Some former employees were sympathetic toward Kristin because the owner didn’t have restaurant experience, but after some time stopped giving them the benefit of the doubt when it came to pay irregularities. “As much as I knew she was doing things because I think she was overwhelmed, I think she got to a place where she was more, like, playing stupid about things,” says Quinn, “and just acting like she didn’t know that it was wrong.”
When asked if they were aware of these complaints and what her response had been to any employees asking about their paychecks, Kristin says, “Any employee who has a payroll question should reach out to me directly. We always make it right... Complaints and scheduled hours are unrelated.”
A review of records from Labor & Industries, the state agency that investigates wage theft claims, shows that six such claims were submitted by employees in the past two years, two of which remain open and four of which were resolved either by HoneyHole paying the missing wages or the employee withdrawing their claim. (Kristin says she is aware of two Labor & Industries investigations, both of which were resolved.)
Quinn and another former employee, Alex Potebnya, who worked at HoneyHole for about a year beginning in September 2021, both say that their most recent W-2 misstated their wages by thousands of dollars. They both contacted Kristin about these errors. Kristin tells Eater that they are aware of two former employees who reached out about W-2 errors, but claims that in both cases there was no error on HoneyHole’s part, in one case because the former employee “had two paycheck profiles and received two W-2s adding up to their correct compensation.”
The pay irregularities led to many staff members quitting in frustration, sometimes after only days or weeks and sometimes in the middle of shifts. Former employees complained that the turnover meant there were constantly new people who had to be trained. Two months ago the Jefferson location closed with no explanation; Quinn says she believes that was because too many people had quit. “I was told from staff that were still working there [that the closure] was because she couldn’t handle running both locations by herself and she didn’t have enough staff either.” (Kristin says that it closed so they could “focus on staff turnover, leadership, as well as personal work life balance.”)

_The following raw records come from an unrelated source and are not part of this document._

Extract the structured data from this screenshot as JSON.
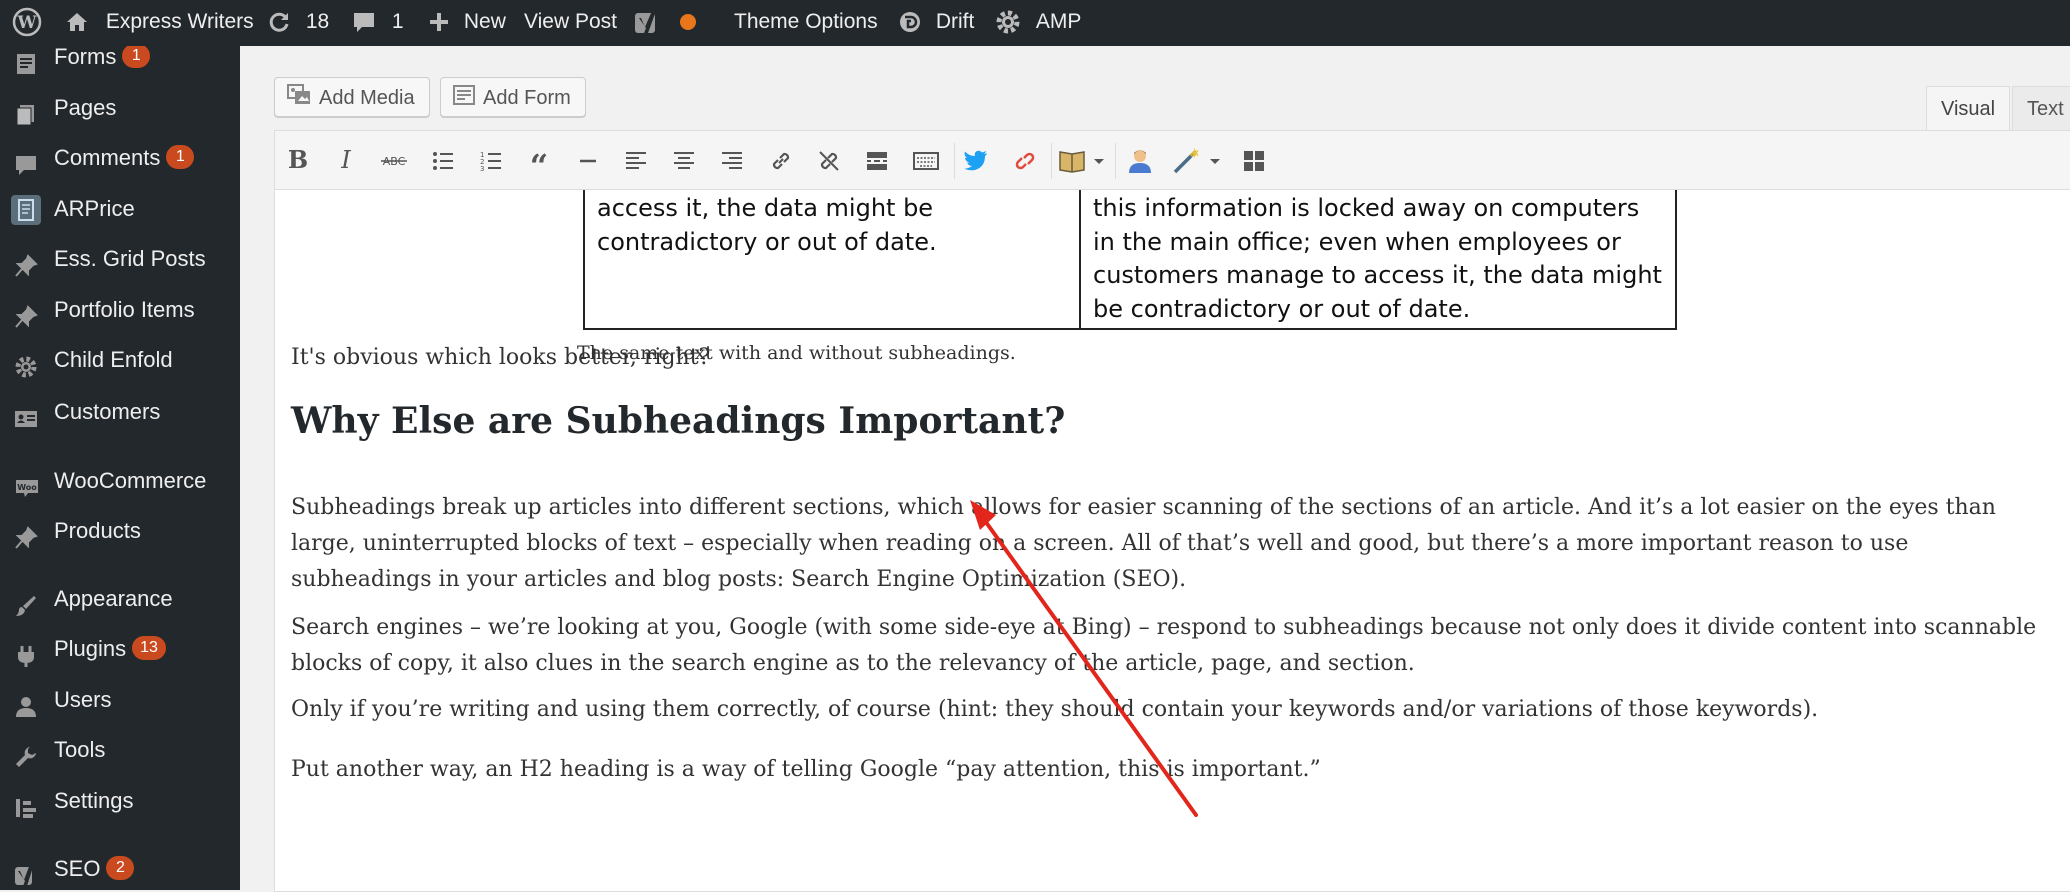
{
  "admin_bar": {
    "site_name": "Express Writers",
    "updates_count": "18",
    "comments_count": "1",
    "new_label": "New",
    "view_post_label": "View Post",
    "theme_options_label": "Theme Options",
    "drift_label": "Drift",
    "amp_label": "AMP",
    "status_dot_color": "#e8771b"
  },
  "sidebar": {
    "items": [
      {
        "label": "Forms",
        "badge": "1",
        "icon": "forms-icon"
      },
      {
        "label": "Pages",
        "badge": "",
        "icon": "pages-icon"
      },
      {
        "label": "Comments",
        "badge": "1",
        "icon": "comments-icon"
      },
      {
        "label": "ARPrice",
        "badge": "",
        "icon": "arprice-icon"
      },
      {
        "label": "Ess. Grid Posts",
        "badge": "",
        "icon": "pin-icon"
      },
      {
        "label": "Portfolio Items",
        "badge": "",
        "icon": "pin-icon"
      },
      {
        "label": "Child Enfold",
        "badge": "",
        "icon": "gear-icon"
      },
      {
        "label": "Customers",
        "badge": "",
        "icon": "customers-icon"
      },
      {
        "label": "WooCommerce",
        "badge": "",
        "icon": "woocommerce-icon"
      },
      {
        "label": "Products",
        "badge": "",
        "icon": "pin-icon"
      },
      {
        "label": "Appearance",
        "badge": "",
        "icon": "brush-icon"
      },
      {
        "label": "Plugins",
        "badge": "13",
        "icon": "plugins-icon"
      },
      {
        "label": "Users",
        "badge": "",
        "icon": "users-icon"
      },
      {
        "label": "Tools",
        "badge": "",
        "icon": "wrench-icon"
      },
      {
        "label": "Settings",
        "badge": "",
        "icon": "settings-icon"
      },
      {
        "label": "SEO",
        "badge": "2",
        "icon": "yoast-icon"
      }
    ],
    "badge_color": "#ca4a1f"
  },
  "editor": {
    "add_media_label": "Add Media",
    "add_form_label": "Add Form",
    "tab_visual": "Visual",
    "tab_text": "Text"
  },
  "content": {
    "table_left_text": "access it, the data might be contradictory or out of date.",
    "table_right_text": "this information is locked away on computers in the main office; even when employees or customers manage to access it, the data might be contradictory or out of date.",
    "caption": "The same text with and without subheadings.",
    "para_obvious": "It's obvious which looks better, right?",
    "heading": "Why Else are Subheadings Important?",
    "para_1": "Subheadings break up articles into different sections, which allows for easier scanning of the sections of an article. And it’s a lot easier on the eyes than large, uninterrupted blocks of text – especially when reading on a screen. All of that’s well and good, but there’s a more important reason to use subheadings in your articles and blog posts: Search Engine Optimization (SEO).",
    "para_2": "Search engines – we’re looking at you, Google (with some side-eye at Bing) – respond to subheadings because not only does it divide content into scannable blocks of copy, it also clues in the search engine as to the relevancy of the article, page, and section.",
    "para_3": "Only if you’re writing and using them correctly, of course (hint: they should contain your keywords and/or variations of those keywords).",
    "para_4": "Put another way, an H2 heading is a way of telling Google “pay attention, this is important.”"
  },
  "annotation": {
    "arrow_color": "#e3261c"
  }
}
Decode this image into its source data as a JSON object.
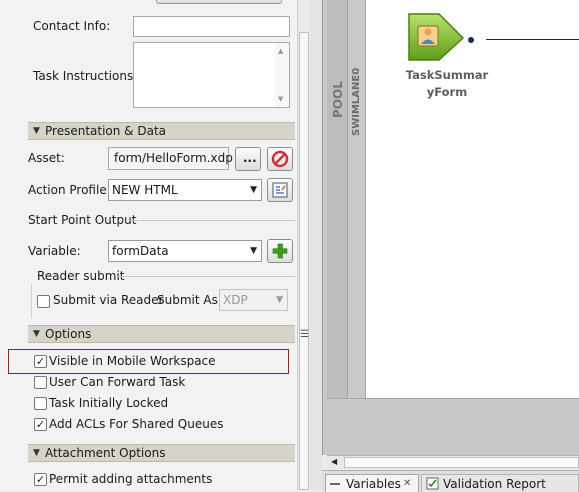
{
  "form": {
    "contact_info_label": "Contact Info:",
    "contact_info_value": "",
    "task_instructions_label": "Task Instructions:",
    "task_instructions_value": ""
  },
  "presentation": {
    "header": "Presentation & Data",
    "asset_label": "Asset:",
    "asset_value": "form/HelloForm.xdp",
    "browse_button": "...",
    "action_profile_label": "Action Profile:",
    "action_profile_value": "NEW HTML"
  },
  "start_point_output": {
    "header": "Start Point Output",
    "variable_label": "Variable:",
    "variable_value": "formData",
    "reader_submit_header": "Reader submit",
    "submit_via_reader_label": "Submit via Reader",
    "submit_via_reader_checked": false,
    "submit_as_label": "Submit As:",
    "submit_as_value": "XDP"
  },
  "options": {
    "header": "Options",
    "items": [
      {
        "label": "Visible in Mobile Workspace",
        "checked": true,
        "highlighted": true
      },
      {
        "label": "User Can Forward Task",
        "checked": false
      },
      {
        "label": "Task Initially Locked",
        "checked": false
      },
      {
        "label": "Add ACLs For Shared Queues",
        "checked": true
      }
    ]
  },
  "attachment_options": {
    "header": "Attachment Options",
    "items": [
      {
        "label": "Permit adding attachments",
        "checked": true
      }
    ]
  },
  "canvas": {
    "pool_label": "POOL",
    "swimlane_label": "SWIMLANE0",
    "node_label_line1": "TaskSummar",
    "node_label_line2": "yForm"
  },
  "bottom_tabs": [
    {
      "label": "Variables",
      "close": "✕"
    },
    {
      "label": "Validation Report"
    }
  ],
  "colors": {
    "highlight_border": "#7b2d1e",
    "section_header_bg": "#d6d3c8",
    "start_node_green": "#7cbf2a",
    "add_button_green": "#3aa019",
    "remove_button_red": "#c8303a"
  },
  "icons": [
    "remove-icon",
    "edit-profile-icon",
    "add-icon",
    "user-icon",
    "collapse-triangle-icon",
    "dropdown-arrow-icon",
    "close-icon",
    "validation-icon"
  ]
}
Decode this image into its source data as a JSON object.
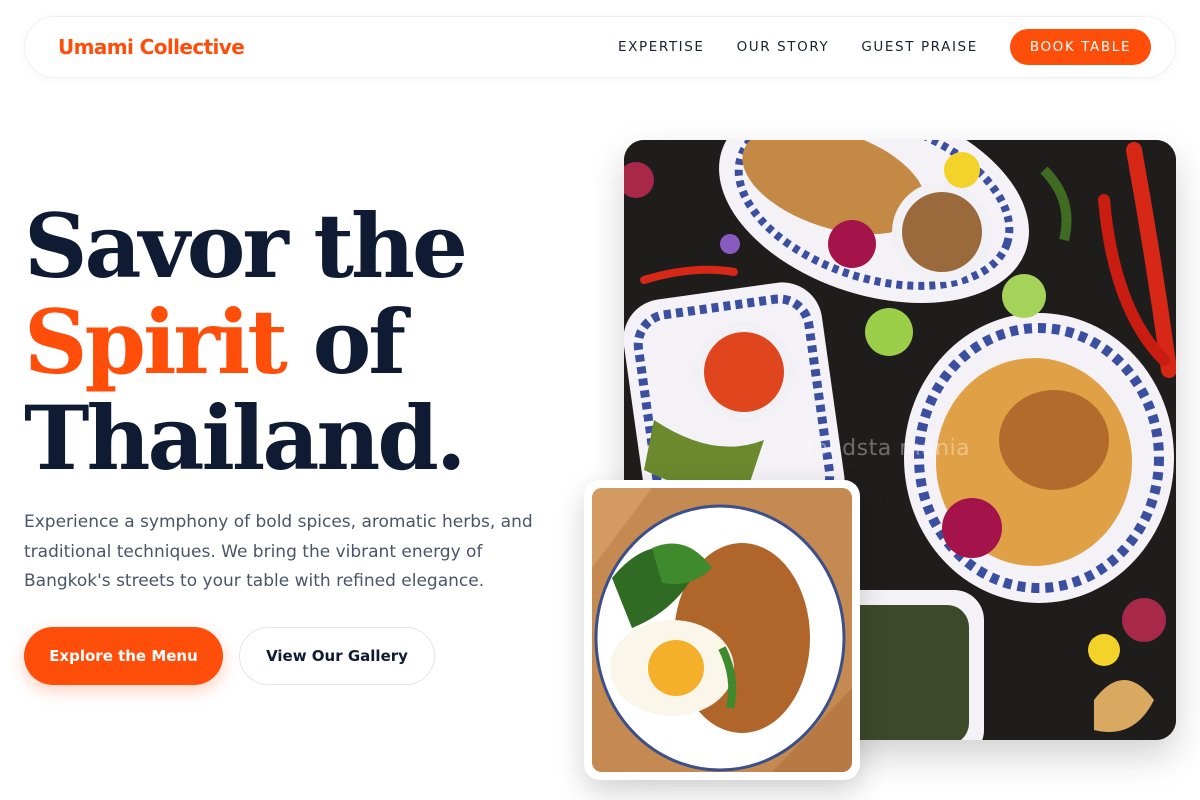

Though the former employees had almost uniformly negative things to say about their time at HoneyHole, many of them said that they stayed for longer than they might have because of the customers and their coworkers, who they have formed bonds with despite — or because of — their problems with management.
“I just ran into this [former employee] the other day,” says Quinn. “He gave me a hug and he was like, you know I am so happy you’re happy now, and I would love to work for you again; I would work for you in a heartbeat. I was like, you know what? I would hire you in a heartbeat.”
“I’ve never had a better team of people to work with,” says Potebnya. “Outside of the owner, obviously.”